Tax Your Breath Away.

German born chemist, Dr Klaus L. E. Kaiser has published evidence that proves the Royal Society (RS), London, has been caught out making schoolboy errors in mathematical calculations over the duration of carbon dioxide (CO2) in Earth's atmosphere. Backed up by a review by a leading Swedish mathematics professor the revelation is a serious embarrassment to the credibility of the once revered British science institute and a major setback for its claims about climate change.
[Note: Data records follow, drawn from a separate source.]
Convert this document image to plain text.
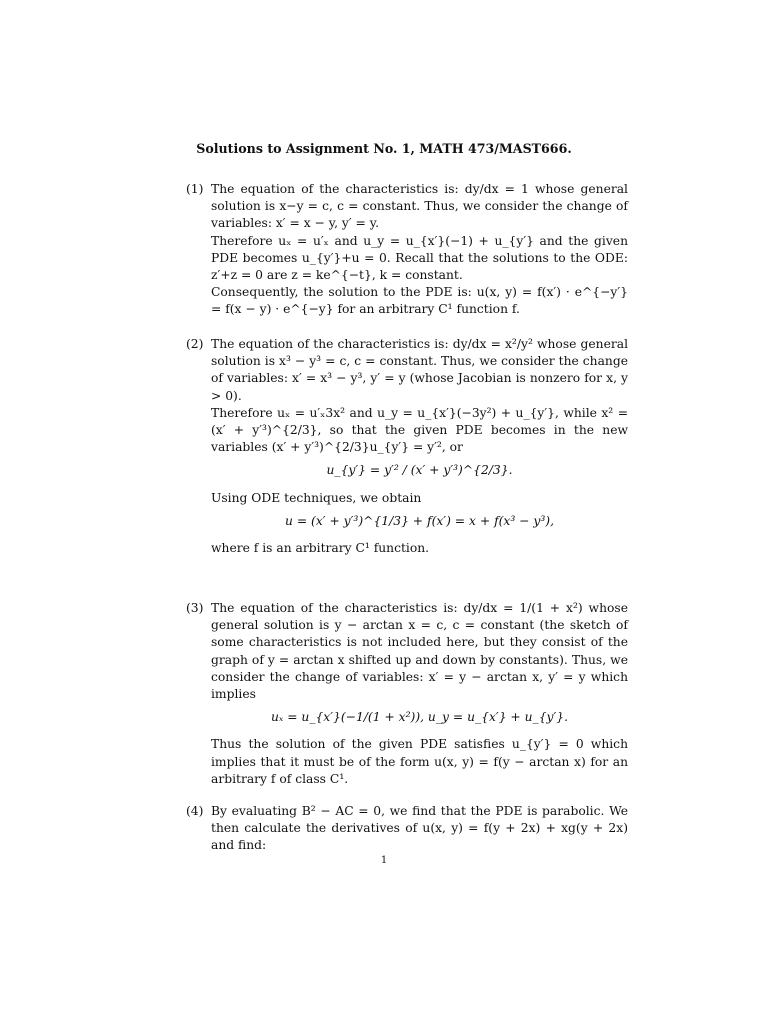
Solutions to Assignment No. 1, MATH 473/MAST666.
(1) The equation of the characteristics is: dy/dx = 1 whose general solution is x−y = c, c = constant. Thus, we consider the change of variables: x′ = x − y, y′ = y.

Therefore uₓ = u′ₓ and u_y = u_{x′}(−1) + u_{y′} and the given PDE becomes u_{y′}+u = 0. Recall that the solutions to the ODE: z′+z = 0 are z = ke^{−t}, k = constant.

Consequently, the solution to the PDE is: u(x, y) = f(x′) · e^{−y′} = f(x − y) · e^{−y} for an arbitrary C¹ function f.

(2) The equation of the characteristics is: dy/dx = x²/y² whose general solution is x³ − y³ = c, c = constant. Thus, we consider the change of variables: x′ = x³ − y³, y′ = y (whose Jacobian is nonzero for x, y > 0).

Therefore uₓ = u′ₓ3x² and u_y = u_{x′}(−3y²) + u_{y′}, while x² = (x′ + y′³)^{2/3}, so that the given PDE becomes in the new variables (x′ + y′³)^{2/3}u_{y′} = y′², or

u_{y′} = y′² / (x′ + y′³)^{2/3}.

Using ODE techniques, we obtain

u = (x′ + y′³)^{1/3} + f(x′) = x + f(x³ − y³),

where f is an arbitrary C¹ function.

(3) The equation of the characteristics is: dy/dx = 1/(1 + x²) whose general solution is y − arctan x = c, c = constant (the sketch of some characteristics is not included here, but they consist of the graph of y = arctan x shifted up and down by constants). Thus, we consider the change of variables: x′ = y − arctan x, y′ = y which implies

uₓ = u_{x′}(−1/(1 + x²)), u_y = u_{x′} + u_{y′}.

Thus the solution of the given PDE satisfies u_{y′} = 0 which implies that it must be of the form u(x, y) = f(y − arctan x) for an arbitrary f of class C¹.

(4) By evaluating B² − AC = 0, we find that the PDE is parabolic. We then calculate the derivatives of u(x, y) = f(y + 2x) + xg(y + 2x) and find:

1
Current understanding indicates that even if there was a complete cessation of emissions of CO2 today from human activity, it would take several millennia for CO2 concentrations to return to preindustrial concentrations

The German chemist expertly dismantles the claims by the Royal Society that it would take "millennia" for atmospheric CO2 to return to preindustrial levels. Such a claim, he says, "cannot be true."

Taking the Royal Society to task Kaiser refers to several peer-reviewed papers reporting the half-life of CO2 in the atmosphere to be "between 5 and 10 years." The chemist calculates that with a half-life of 5 years means that more than 98% of a substance will disappear in a time span of 30 years.

The German then poses the question that if CO2 were to stay in the atmosphere for millennia, why has its level in the atmosphere not doubled in the last 15 years, or gone up tenfold-plus over the last 100 hundred years?

Dr Kaiser has a book:-

CONVENIENT MYTHS The green revolution - perceptions, politics, and facts.


  1. That would be the same Royal Society that published half baked quackery about AWG being responsible for more earthquakes and volcanoes in the aftermath of the Eyælfückingkillyoüåll Ash Cloud which they later retracted?

  2. What's also very doubtful is the (Warmists) assuption that doubling the CO2 concentration would double any warming effect. Recent research indicates the relationship is not linear, but logarithmic, so twice the CO2 gives only approx 30% extra effect.